The Bank of Canada kept its key interest rate unchanged and said the economic recovery is unfolding as expected, with momentum from non-energy exports and the weaker currency helping to contain the damage from lower oil prices.
In a decision released Wednesday from Ottawa, policy makers kept the benchmark rate on overnight loans between commercial banks at 0.5 percent, where it’s been since July. All 33 economists in a Bloomberg survey predicted no move.
“The economy continues to undergo a complex and lengthy adjustment,” policy makers led by Governor Stephen Poloz said in a statement. “This adjustment is being aided by the ongoing U.S. recovery, a lower Canadian dollar and the Bank’s monetary policy easing this year.”
Inflation risks “remain roughly balanced,” the central bank said Wednesday, reiterating previous statements. The consumer price index has advanced by less than 2 percent all year while so-called core prices have remained above that as a weaker dollar makes imports more expensive.
Canada’s monetary policy straddles the U.S. Federal Reserve that’s signaling liftoff amid a strengthening recovery, and the European Central Bank pressing on with extraordinary stimulus.

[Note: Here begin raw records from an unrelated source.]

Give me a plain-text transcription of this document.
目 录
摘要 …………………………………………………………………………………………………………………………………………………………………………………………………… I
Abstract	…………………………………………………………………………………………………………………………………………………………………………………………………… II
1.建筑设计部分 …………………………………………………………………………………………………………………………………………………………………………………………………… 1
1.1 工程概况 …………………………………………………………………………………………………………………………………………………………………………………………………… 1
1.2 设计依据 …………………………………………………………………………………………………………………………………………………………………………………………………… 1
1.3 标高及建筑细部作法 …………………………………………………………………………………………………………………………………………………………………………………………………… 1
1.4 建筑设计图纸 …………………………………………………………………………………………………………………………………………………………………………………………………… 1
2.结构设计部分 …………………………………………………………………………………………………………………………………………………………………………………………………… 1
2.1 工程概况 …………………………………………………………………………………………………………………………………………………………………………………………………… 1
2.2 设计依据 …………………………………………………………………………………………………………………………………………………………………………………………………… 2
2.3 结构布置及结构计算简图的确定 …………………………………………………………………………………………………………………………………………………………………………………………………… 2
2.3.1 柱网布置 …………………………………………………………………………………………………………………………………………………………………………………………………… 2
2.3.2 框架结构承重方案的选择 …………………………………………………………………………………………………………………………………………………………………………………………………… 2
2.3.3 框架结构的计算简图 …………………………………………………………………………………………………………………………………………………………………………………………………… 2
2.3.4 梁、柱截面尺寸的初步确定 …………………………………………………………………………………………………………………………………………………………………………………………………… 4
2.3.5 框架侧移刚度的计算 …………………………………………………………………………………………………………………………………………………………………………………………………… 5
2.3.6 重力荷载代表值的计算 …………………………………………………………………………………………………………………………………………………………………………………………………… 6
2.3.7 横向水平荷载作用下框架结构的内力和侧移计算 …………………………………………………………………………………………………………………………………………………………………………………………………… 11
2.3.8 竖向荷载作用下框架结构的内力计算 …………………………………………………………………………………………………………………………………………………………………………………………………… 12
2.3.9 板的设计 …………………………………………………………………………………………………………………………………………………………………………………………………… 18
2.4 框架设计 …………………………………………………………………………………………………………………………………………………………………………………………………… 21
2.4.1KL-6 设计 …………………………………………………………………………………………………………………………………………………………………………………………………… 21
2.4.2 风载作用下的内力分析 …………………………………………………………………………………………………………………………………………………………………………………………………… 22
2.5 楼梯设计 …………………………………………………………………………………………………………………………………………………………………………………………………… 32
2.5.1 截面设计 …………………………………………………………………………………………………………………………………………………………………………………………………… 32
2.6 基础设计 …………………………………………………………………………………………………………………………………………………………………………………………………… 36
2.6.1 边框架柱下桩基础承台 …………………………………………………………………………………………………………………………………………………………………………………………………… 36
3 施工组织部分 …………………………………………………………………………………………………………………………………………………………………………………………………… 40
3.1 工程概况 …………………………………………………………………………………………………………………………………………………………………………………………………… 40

Looking ahead, “policy divergence is expected to remain a prominent theme” in the global economy, the Bank of Canada said.
“The Bank hinted that it’s not going to follow the Fed’s path ahead, seeing ‘policy divergence’ as a theme across various regions in the global economy, and presumably expecting that for Canada as well,” said Avery Shenfeld, chief economist at CIBC World Markets.
The one-page decision laid out a variety of forces rippling through Group of Seven’s largest crude exporter since the oil shock prompted layoffs and canceled investments at resource companies such as Talisman Energy Inc.
Canada’s dollar reversed losses after the decision and little changed at C$1.3354 per U.S. dollar at 11:43 a.m. Toronto time. Government bond yields rose, with debt due in two years climbing to 0.61 percent from 0.59 percent.
Exports are “picking up” outside the energy industry and the job market has been “resilient” even with cutbacks at oil and gas companies. Risks in the household sector are “evolving as expected,” the bank said, a phrase that in the past has referred to record consumer debt burdens and rapid condo construction in Toronto and Vancouver.
“In Canada, the dynamics of growth have been broadly in line with the Bank’s Monetary Policy Report outlook,” the last full economic forecast paper from October, the bank said Wednesday in its statement.
The view of an economy unfolding as expected closes out a year that began with Poloz making a surprise interest-rate cut as he anticipated the damage from the oil crash.
“I don’t think you can argue with it given how the economy performed in the first half of the year,” said Benjamin Reitzes, a senior economist at BMO Capital Markets in Toronto. “If January’s surprise rate cut was the climax for the Bank of Canada this year, today was the anti-climax.”